Zulfikar Ali Bhutto (Urdu: ذُوالفِقار علی بُھٹّو ), (Sindhi: ذوالفقار علي ڀُٽو) Sindhi pronunciation: ) (5 January 1928 – 4 April 1979) was a Pakistani politician who served as Prime Minister of Pakistan from 1973 to 1977, and prior to that as the fourth President of Pakistan from 1971 to 1973. He is revered by his followers in Pakistan as Quaid-i-Awam (Urdu: قائد عوام People's Leader). He was also the founder of the Pakistan People's Party (PPP) and served as its chairman until his execution in 1979.
Educated at Berkeley and Oxford, Bhutto trained as a barrister at Lincoln's Inn. He entered politics as one of President Iskander Mirza's cabinet members, before being assigned several ministries during erstwhile General and subsequent President Ayub Khan's military rule. Appointed foreign minister in 1963, Bhutto was a proponent of Operation Gibraltar in Indian-controlled Kashmir, leading to war with India in 1965. After the Tashkent Agreement ended hostilities, Bhutto fell out with Ayub and was sacked from government.

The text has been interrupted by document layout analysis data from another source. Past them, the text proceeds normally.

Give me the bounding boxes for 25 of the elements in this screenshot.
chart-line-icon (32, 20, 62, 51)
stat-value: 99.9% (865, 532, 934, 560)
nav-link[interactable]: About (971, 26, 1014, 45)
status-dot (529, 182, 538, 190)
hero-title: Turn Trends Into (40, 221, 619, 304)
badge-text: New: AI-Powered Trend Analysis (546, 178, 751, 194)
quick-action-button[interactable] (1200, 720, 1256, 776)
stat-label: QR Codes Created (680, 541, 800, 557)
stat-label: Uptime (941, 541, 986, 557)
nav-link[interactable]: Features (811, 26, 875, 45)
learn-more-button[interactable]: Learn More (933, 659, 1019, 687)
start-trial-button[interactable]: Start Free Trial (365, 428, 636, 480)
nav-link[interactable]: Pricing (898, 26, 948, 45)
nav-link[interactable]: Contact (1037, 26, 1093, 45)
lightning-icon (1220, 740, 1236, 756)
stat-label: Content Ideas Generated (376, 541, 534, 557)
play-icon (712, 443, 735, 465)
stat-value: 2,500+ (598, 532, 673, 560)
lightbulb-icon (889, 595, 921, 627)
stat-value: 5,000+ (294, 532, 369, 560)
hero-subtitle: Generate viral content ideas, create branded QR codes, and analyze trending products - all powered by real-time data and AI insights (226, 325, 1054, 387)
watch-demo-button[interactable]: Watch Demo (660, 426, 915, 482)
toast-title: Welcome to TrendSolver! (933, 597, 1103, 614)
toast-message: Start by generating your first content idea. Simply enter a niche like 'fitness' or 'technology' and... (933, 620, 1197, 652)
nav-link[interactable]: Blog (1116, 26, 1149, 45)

He founded the PPP in 1967, contesting general elections in 1970. While the Awami League won a majority of seats overall, the PPP won a majority of seats in West Pakistan; the two parties were unable to agree on a new constitution in particular on the issue of Six Point Movement which many in West Pakistan saw as a way to break up the country. Subsequent uprisings led to the secession of Bangladesh, and Pakistan losing the war against Bangladesh-allied India in 1971. Bhutto was handed over the presidency in December 1971 and emergency rule was imposed.
When Bhutto set about rebuilding Pakistan, he stated his intention was to "rebuild confidence and rebuild hope for the future". By July 1972, Bhutto had recovered 93,000 prisoners of war and 5,000 square miles of Indian-held territory after signing the Simla Agreement. In foreign affairs, he strengthened ties with the Soviet Union, China and Saudi Arabia, and recognised the sovereignty of Bangladesh. Domestically, Bhutto's reign saw parliament unanimously approve a new constitution in 1973, after which he endorsed Fazal Ilahi's bid for president, and assumed instead the newly empowered office of prime minister. He also played an integral role in initiating the atomic bomb programme. His economic programme was based on the nationalization of much of Pakistan's industries, and expansion of the Welfare State by introducing minimum wage and old age benefits. In addition Bhutto launched the process of industrial reconstruction by establishing Pakistan Steel Mills and Port Qasim. Bhutto dissolved the Balochistan Assembly following the discovery of arms from Iraq destined for rebels, this was met with unrest, Bhutto responded by introducing a series of political and economic reforms.
The PPP won the 1977 parliamentary elections; however, a conservative alliance alleged widespread rigging and civil disorder escalated across Pakistan. On 5 July 1977, chief of army staff General Zia-ul-Haq deposed Bhutto in a bloodless coup, ironically code named "Operation Fair Play" and had the former prime minister controversially tried and executed by the Supreme Court in 1979 for authorising the murder of a political opponent, Ahmad Raza Khan Kasuri. While Bhutto's legacy is contentious, his party, the PPP, remains one of the largest in Pakistan and his daughter Benazir Bhutto emerged as prime minister after winning the Pakistani General elections of 1988 following Zia's death.
Zulfikar Ali Bhutto belonged to a Muslim arain family. He was born in Sindh to Sir Shah Nawaz Bhutto and Khursheed Begum (née Lakhi Bai) near Larkana. Zulfikar was their third child—their first one, Sikandar Ali, had died from pneumonia at age seven in 1914, and the second, Imdad Ali, died of cirrhosis at age 39 in 1953. His father was the dewan of the princely state of Junagadh, and enjoyed an influential relationship with the officials of the British Raj. As a young boy, Bhutto moved to Worli Seaface in Bombay to study at the Cathedral and John Connon School. He then also became an activist in the Pakistan Movement. In 1943, his marriage was arranged with Shireen Amir Begum. He later divorced her in 1945, however, in order to remarry. In 1947, Bhutto was admitted to the University of Southern California to study political science.